И еще я должен вам сказать такую вещь. Во время войны, несмотря на то, что в любой момент человек мог погибнуть, была железная дисциплина на фронте. И был величайший патриотизм, которого у нас сейчас и близко нет, - скажем об этом так прямо и откровенно. Так что вот таким порядком человек на фронте начинал привыкать к обстановке и постепенно входить в эту систему. Он уже имел опыт, знал, где нужно спрыгнуть, где щель, а где — выход. И все время все копали мы окопы.

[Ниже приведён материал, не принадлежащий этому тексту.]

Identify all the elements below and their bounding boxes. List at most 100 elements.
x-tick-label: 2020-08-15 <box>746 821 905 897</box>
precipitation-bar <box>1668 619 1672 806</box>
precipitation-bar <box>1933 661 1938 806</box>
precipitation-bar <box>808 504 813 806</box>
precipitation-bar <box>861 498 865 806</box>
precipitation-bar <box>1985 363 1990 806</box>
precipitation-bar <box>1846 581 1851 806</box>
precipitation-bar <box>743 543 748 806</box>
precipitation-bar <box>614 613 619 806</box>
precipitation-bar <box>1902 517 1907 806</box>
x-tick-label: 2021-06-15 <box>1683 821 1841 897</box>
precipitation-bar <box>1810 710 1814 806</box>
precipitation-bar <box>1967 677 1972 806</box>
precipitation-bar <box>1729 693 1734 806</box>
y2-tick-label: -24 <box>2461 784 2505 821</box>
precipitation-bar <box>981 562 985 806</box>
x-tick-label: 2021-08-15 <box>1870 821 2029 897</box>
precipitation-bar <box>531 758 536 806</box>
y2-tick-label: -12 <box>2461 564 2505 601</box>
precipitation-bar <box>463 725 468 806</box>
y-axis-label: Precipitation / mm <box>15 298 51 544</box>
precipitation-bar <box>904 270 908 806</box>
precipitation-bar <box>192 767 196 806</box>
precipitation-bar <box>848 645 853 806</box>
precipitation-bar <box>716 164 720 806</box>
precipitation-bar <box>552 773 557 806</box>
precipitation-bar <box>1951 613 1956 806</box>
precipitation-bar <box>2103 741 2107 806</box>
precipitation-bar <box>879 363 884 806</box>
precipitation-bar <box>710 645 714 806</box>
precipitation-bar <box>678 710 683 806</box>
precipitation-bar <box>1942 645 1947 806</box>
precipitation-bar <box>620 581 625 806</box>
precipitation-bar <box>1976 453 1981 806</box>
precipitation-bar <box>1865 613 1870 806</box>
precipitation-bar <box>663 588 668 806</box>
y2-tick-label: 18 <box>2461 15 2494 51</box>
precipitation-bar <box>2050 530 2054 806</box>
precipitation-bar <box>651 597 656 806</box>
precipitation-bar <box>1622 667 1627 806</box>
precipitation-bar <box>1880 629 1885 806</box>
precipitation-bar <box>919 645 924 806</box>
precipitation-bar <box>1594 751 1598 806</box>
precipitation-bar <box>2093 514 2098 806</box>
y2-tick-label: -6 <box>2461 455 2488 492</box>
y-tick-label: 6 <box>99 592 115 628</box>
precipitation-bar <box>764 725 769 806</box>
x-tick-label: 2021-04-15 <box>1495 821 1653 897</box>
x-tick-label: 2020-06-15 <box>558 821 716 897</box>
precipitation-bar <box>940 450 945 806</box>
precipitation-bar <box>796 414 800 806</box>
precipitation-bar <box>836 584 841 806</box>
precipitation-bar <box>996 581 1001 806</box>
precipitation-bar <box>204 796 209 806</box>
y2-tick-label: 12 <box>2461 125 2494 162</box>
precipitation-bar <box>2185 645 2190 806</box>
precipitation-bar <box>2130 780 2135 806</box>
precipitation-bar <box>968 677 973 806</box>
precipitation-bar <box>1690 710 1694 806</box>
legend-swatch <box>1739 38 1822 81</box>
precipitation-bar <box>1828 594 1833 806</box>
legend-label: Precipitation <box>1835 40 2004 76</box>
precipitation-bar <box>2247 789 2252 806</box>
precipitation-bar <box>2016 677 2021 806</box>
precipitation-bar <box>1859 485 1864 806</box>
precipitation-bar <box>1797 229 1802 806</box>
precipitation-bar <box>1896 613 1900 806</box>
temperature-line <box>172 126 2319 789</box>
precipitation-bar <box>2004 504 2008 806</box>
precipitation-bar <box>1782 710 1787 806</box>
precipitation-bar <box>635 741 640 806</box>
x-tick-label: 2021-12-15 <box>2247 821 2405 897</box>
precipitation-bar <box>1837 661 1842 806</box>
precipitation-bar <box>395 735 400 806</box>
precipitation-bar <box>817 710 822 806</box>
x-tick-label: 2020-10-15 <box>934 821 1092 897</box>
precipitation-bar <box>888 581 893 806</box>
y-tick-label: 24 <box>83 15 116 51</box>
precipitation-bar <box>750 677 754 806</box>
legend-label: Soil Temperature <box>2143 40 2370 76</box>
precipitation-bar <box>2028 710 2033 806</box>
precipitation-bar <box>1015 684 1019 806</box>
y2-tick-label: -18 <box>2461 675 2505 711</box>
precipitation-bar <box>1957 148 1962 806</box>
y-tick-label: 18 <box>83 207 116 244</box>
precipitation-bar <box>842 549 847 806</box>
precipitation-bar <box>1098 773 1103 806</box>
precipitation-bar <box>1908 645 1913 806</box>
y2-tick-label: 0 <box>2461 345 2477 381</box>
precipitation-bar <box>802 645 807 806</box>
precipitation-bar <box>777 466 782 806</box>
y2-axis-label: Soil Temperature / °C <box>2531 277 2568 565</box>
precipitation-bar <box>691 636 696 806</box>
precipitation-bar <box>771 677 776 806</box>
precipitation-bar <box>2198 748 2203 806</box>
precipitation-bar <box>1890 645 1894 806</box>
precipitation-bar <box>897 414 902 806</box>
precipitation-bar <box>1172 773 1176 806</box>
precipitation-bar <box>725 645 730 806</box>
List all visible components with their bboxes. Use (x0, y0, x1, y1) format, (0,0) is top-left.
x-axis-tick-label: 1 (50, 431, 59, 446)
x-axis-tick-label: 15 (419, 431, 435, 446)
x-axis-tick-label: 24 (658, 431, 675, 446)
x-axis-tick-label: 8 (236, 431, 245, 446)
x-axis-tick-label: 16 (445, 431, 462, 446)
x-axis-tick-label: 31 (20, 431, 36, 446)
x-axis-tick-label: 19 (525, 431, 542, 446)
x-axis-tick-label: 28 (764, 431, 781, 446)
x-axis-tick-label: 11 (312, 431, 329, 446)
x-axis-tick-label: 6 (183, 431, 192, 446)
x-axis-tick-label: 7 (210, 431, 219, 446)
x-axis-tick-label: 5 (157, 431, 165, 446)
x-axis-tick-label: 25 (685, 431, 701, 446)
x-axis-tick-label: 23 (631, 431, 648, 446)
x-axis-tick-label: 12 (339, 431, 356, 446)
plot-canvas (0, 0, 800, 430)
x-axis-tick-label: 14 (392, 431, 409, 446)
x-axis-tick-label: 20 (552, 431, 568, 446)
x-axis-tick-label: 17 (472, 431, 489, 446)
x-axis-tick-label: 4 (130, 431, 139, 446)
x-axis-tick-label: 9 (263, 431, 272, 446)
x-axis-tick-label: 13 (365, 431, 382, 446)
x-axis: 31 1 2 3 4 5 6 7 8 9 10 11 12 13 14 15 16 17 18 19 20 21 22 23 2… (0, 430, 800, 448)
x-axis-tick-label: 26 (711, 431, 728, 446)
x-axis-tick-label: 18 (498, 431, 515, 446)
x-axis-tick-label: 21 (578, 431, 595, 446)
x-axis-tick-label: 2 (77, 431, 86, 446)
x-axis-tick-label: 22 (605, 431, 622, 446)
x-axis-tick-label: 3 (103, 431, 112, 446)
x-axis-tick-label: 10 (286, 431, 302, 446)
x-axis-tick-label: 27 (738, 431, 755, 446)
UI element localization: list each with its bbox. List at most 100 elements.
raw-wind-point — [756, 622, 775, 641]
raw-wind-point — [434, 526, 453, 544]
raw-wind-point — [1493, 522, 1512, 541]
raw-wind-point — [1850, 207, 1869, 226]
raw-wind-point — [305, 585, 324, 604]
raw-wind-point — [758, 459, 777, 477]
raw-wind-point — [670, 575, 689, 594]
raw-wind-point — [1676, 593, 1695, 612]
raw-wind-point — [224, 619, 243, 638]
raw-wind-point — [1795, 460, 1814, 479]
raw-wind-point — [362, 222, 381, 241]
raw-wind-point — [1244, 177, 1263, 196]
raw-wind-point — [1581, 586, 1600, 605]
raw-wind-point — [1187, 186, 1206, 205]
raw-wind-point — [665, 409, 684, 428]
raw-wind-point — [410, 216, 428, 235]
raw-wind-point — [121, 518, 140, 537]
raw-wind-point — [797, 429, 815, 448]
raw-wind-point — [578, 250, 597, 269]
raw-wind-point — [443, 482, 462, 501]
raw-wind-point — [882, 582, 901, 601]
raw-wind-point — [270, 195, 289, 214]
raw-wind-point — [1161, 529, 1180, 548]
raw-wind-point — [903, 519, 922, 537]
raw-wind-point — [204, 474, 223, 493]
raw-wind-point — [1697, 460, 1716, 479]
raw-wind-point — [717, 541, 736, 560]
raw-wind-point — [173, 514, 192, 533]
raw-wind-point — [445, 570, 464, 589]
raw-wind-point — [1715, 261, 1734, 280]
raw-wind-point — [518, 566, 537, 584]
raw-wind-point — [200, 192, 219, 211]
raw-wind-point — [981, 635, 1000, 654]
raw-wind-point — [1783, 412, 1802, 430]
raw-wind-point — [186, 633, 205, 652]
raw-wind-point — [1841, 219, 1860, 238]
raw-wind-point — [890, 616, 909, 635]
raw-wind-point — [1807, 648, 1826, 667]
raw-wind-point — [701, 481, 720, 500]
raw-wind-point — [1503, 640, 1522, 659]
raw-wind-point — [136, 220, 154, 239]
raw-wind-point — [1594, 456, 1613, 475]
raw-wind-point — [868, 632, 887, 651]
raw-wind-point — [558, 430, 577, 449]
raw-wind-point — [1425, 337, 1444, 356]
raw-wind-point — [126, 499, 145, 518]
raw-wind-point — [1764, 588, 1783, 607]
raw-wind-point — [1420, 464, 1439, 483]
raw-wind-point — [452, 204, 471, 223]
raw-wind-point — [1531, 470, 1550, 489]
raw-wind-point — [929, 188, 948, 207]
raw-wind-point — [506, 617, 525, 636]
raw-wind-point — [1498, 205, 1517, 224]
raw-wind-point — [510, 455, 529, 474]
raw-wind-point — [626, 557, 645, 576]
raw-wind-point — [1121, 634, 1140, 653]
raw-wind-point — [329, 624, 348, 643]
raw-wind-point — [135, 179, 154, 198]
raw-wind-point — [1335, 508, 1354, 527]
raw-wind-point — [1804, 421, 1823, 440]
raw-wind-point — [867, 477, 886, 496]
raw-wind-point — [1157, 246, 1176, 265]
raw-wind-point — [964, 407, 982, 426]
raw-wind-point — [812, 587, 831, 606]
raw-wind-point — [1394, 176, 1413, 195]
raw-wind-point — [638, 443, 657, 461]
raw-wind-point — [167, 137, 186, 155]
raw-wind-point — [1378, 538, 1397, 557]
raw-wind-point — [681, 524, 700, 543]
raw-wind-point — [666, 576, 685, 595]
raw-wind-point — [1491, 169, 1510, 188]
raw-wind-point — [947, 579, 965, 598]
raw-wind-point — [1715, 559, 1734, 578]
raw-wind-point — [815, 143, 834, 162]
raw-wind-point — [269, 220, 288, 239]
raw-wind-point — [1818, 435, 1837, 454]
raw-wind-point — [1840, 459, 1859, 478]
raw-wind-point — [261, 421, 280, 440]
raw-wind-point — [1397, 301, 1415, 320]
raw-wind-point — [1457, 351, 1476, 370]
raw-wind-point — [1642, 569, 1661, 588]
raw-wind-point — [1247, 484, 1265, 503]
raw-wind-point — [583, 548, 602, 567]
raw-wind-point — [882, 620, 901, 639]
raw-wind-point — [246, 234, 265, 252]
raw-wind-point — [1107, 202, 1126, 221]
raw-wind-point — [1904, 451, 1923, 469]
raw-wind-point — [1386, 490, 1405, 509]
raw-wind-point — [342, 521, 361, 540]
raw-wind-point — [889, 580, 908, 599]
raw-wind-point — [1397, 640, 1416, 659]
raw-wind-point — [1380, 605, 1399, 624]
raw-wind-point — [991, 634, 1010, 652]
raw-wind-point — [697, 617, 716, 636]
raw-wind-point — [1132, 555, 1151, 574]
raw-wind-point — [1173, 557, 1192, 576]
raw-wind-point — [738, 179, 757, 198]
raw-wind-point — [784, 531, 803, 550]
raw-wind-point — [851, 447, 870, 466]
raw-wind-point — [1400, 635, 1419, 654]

Как только у нас объявлялась где-нибудь какая-нибудь остановка, так сразу копали блиндажи и траншеи, чтобы от немцев можно было где-то упрятаться. Если был лес, то уходили в лес, и так далее. Но всем этим делом руководил наш товарищ вышестоящий: он давал нам направление, куда двигаться, где воевать, сообщал, какие части и где должны воевать, ну и так далее.
Если в целом говорить о войне, то особенно яркие бои были у нас, когда мы пришли в Смоленскую губернию. Там ничего, кроме труб торчащих, не было, - ни домов, ни чего другого не существовало. Фашисты все уничтожали на своем пути. И там же мы в первый раз увидели, как немцы повесили наших партизан. И поэтому никакой агитации в плане патриотизма с нами проводить было и не нужно. Меня спрашивают иногда: «А как вы были патриотами?» Я отвечаю: никакой агитации проводить нам было не нужно. Достаточно было все эти ужасы увидеть, как ты уже после этого становился самым настоящим бойцом и патриотом. И ужас этого положения становился уже в крови у нас. Поэтому беспощадность в войне у нас была беспредельной. Особенно — когда мы пошли в Белоруссию. Белоруссия ведь почти все чистая была. Она больше всех пострадала во время войны. Каждый четвертый житель там погиб. И нам встречались в этой Белоруссии и лагеря смерти, и выжженные города и поселки, и казни наших людей, и рвы, куда бросали трупы, не успев закопать, и так далее. Освобождать эти места, особенно — Минск, Витебск, было большим подвигом для нас. А я как раз в этом направлении воевал. Потом — Прибалтику освобождал. Все это мы делали, конечно, с очень большим напряжением. Потом уже, ближе к 1945-му году, когда дело шло к окончанию войны, воевать стало полегче. Ведь тогда пошли уже наступательные бои. А самыми тяжелыми были для нас оборонительные бои — это когда, значит, на тебя немцы идут. А наступать было уже полегче.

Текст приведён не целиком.